Additionally, our funders also appreciate the fact that that we have a commitment to our students through high school. So if you’re a 7-year old who’s starting music with us, we’re going to have a relationship with you that lasts over 10 years. And that level of commitment – that you can help students receive scholarships in music, that they’re coming back to peer-mentor younger students, and that they’re staying in the program for years at a time – seems to be resonating with our funders. Of course, this takes a long time to establish, but if you say that you’re building a long-term program for students and the community, that matters.
I think the unique and beautiful thing about our program is the value that’s put on second chances. We really try to keep our students! If they’re having a really difficult time with their instruments or a really hard time with something going on in their lives, we’re going to try to help them.

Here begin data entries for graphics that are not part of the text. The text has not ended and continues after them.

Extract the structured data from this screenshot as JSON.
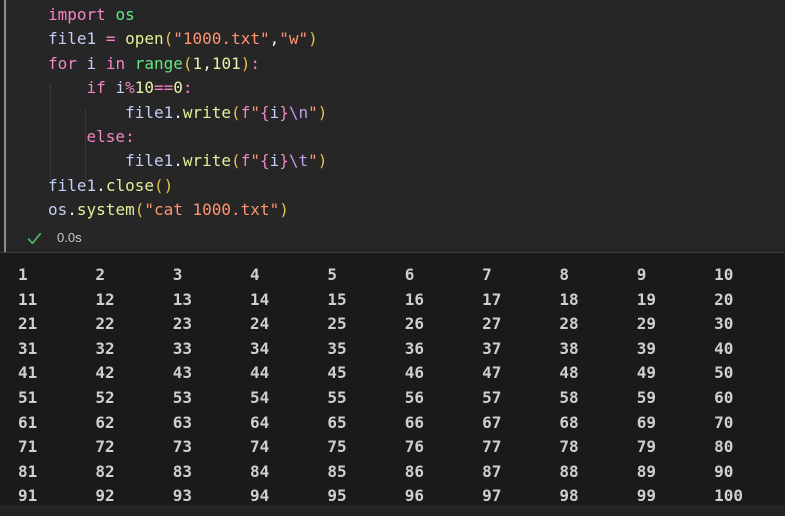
{
  "colors": {
    "kw": "#F286C4",
    "green": "#62E884",
    "fn": "#E7EE98",
    "str": "#FF9470",
    "num": "#E9F0A6",
    "var": "#C3CDF5",
    "esc": "#BF9EEE",
    "br": "#E2C14C",
    "fg": "#F0F0EA",
    "output_text": "#CFCFCF",
    "check_green": "#4BB865",
    "cell_bg": "#262626",
    "output_bg": "#1A1A1A",
    "focus_bar": "#8F8F8F"
  },
  "editor": {
    "code": {
      "lines": [
        [
          {
            "t": "import",
            "c": "kw"
          },
          {
            "t": " ",
            "c": "fg"
          },
          {
            "t": "os",
            "c": "green"
          }
        ],
        [
          {
            "t": "file1",
            "c": "var"
          },
          {
            "t": " ",
            "c": "fg"
          },
          {
            "t": "=",
            "c": "kw"
          },
          {
            "t": " ",
            "c": "fg"
          },
          {
            "t": "open",
            "c": "fn"
          },
          {
            "t": "(",
            "c": "br"
          },
          {
            "t": "\"1000.txt\"",
            "c": "str"
          },
          {
            "t": ",",
            "c": "fg"
          },
          {
            "t": "\"w\"",
            "c": "str"
          },
          {
            "t": ")",
            "c": "br"
          }
        ],
        [
          {
            "t": "for",
            "c": "kw"
          },
          {
            "t": " ",
            "c": "fg"
          },
          {
            "t": "i",
            "c": "var"
          },
          {
            "t": " ",
            "c": "fg"
          },
          {
            "t": "in",
            "c": "kw"
          },
          {
            "t": " ",
            "c": "fg"
          },
          {
            "t": "range",
            "c": "green"
          },
          {
            "t": "(",
            "c": "br"
          },
          {
            "t": "1",
            "c": "num"
          },
          {
            "t": ",",
            "c": "fg"
          },
          {
            "t": "101",
            "c": "num"
          },
          {
            "t": ")",
            "c": "br"
          },
          {
            "t": ":",
            "c": "kw"
          }
        ],
        [
          {
            "t": "    ",
            "c": "fg"
          },
          {
            "t": "if",
            "c": "kw"
          },
          {
            "t": " ",
            "c": "fg"
          },
          {
            "t": "i",
            "c": "var"
          },
          {
            "t": "%",
            "c": "kw"
          },
          {
            "t": "10",
            "c": "num"
          },
          {
            "t": "==",
            "c": "kw"
          },
          {
            "t": "0",
            "c": "num"
          },
          {
            "t": ":",
            "c": "kw"
          }
        ],
        [
          {
            "t": "        ",
            "c": "fg"
          },
          {
            "t": "file1",
            "c": "var"
          },
          {
            "t": ".",
            "c": "fg"
          },
          {
            "t": "write",
            "c": "fn"
          },
          {
            "t": "(",
            "c": "br"
          },
          {
            "t": "f",
            "c": "kw"
          },
          {
            "t": "\"",
            "c": "str"
          },
          {
            "t": "{",
            "c": "kw"
          },
          {
            "t": "i",
            "c": "var"
          },
          {
            "t": "}",
            "c": "kw"
          },
          {
            "t": "\\n",
            "c": "esc"
          },
          {
            "t": "\"",
            "c": "str"
          },
          {
            "t": ")",
            "c": "br"
          }
        ],
        [
          {
            "t": "    ",
            "c": "fg"
          },
          {
            "t": "else",
            "c": "kw"
          },
          {
            "t": ":",
            "c": "kw"
          }
        ],
        [
          {
            "t": "        ",
            "c": "fg"
          },
          {
            "t": "file1",
            "c": "var"
          },
          {
            "t": ".",
            "c": "fg"
          },
          {
            "t": "write",
            "c": "fn"
          },
          {
            "t": "(",
            "c": "br"
          },
          {
            "t": "f",
            "c": "kw"
          },
          {
            "t": "\"",
            "c": "str"
          },
          {
            "t": "{",
            "c": "kw"
          },
          {
            "t": "i",
            "c": "var"
          },
          {
            "t": "}",
            "c": "kw"
          },
          {
            "t": "\\t",
            "c": "esc"
          },
          {
            "t": "\"",
            "c": "str"
          },
          {
            "t": ")",
            "c": "br"
          }
        ],
        [
          {
            "t": "file1",
            "c": "var"
          },
          {
            "t": ".",
            "c": "fg"
          },
          {
            "t": "close",
            "c": "fn"
          },
          {
            "t": "(",
            "c": "br"
          },
          {
            "t": ")",
            "c": "br"
          }
        ],
        [
          {
            "t": "os",
            "c": "var"
          },
          {
            "t": ".",
            "c": "fg"
          },
          {
            "t": "system",
            "c": "fn"
          },
          {
            "t": "(",
            "c": "br"
          },
          {
            "t": "\"cat 1000.txt\"",
            "c": "str"
          },
          {
            "t": ")",
            "c": "br"
          }
        ]
      ]
    },
    "execution": {
      "status_icon": "check",
      "time": "0.0s"
    }
  },
  "output": {
    "rows": [
      [
        1,
        2,
        3,
        4,
        5,
        6,
        7,
        8,
        9,
        10
      ],
      [
        11,
        12,
        13,
        14,
        15,
        16,
        17,
        18,
        19,
        20
      ],
      [
        21,
        22,
        23,
        24,
        25,
        26,
        27,
        28,
        29,
        30
      ],
      [
        31,
        32,
        33,
        34,
        35,
        36,
        37,
        38,
        39,
        40
      ],
      [
        41,
        42,
        43,
        44,
        45,
        46,
        47,
        48,
        49,
        50
      ],
      [
        51,
        52,
        53,
        54,
        55,
        56,
        57,
        58,
        59,
        60
      ],
      [
        61,
        62,
        63,
        64,
        65,
        66,
        67,
        68,
        69,
        70
      ],
      [
        71,
        72,
        73,
        74,
        75,
        76,
        77,
        78,
        79,
        80
      ],
      [
        81,
        82,
        83,
        84,
        85,
        86,
        87,
        88,
        89,
        90
      ],
      [
        91,
        92,
        93,
        94,
        95,
        96,
        97,
        98,
        99,
        100
      ]
    ]
  }
}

Thriving Schools: We noted above that the Harmony Project is able to retain 80% of its students from one program year to the next. How are you able to do that given the high transiency rates in the neighborhoods you operate in?
Paloma: We make it a priority to work with the students and families in our program. Wanting to quit your instrument is something that all of us musicians have gone through, but we had someone who convinced us that we should stick it out. That being said, it’s not for everybody. Some people are dancers and some people should be running track. As long as students have a passion and they’re moving toward it, we’re totally okay with them leaving the program. But if a student says I’m really tired and I have too much homework, we don’t really let them quit! We have 2 social service staff members and we’ll bring both the parent(s) and student in and figure out what’s happening. We’re almost always able to find a way to help our students stick with it!
Thriving Schools: Can you leave us with any stories that you’ve heard from your musicians that shows how the Harmony Project is making music come alive for its students?
Paloma: I think the unique and beautiful thing about our program is the value that’s put on second chances. We really try to keep our students! If they’re having a really difficult time with their instruments or a really hard time with something going on in their lives, we’re going to try to help them. For instance, one of our instructors was telling me about one of our other students just the other day – he plays the oboe. And she said that he won’t speak, he’s super shy, and she doesn’t know what’s going on with him. But we’re confident that he wants to be here. He takes the bus to come to lessons, he comes all by himself, and no one is forcing him to come. And we’re confident that it’s just a matter of time before he opens up and plays something really beautiful. Again, we believe in giving our students those second (and third and fourth) chances!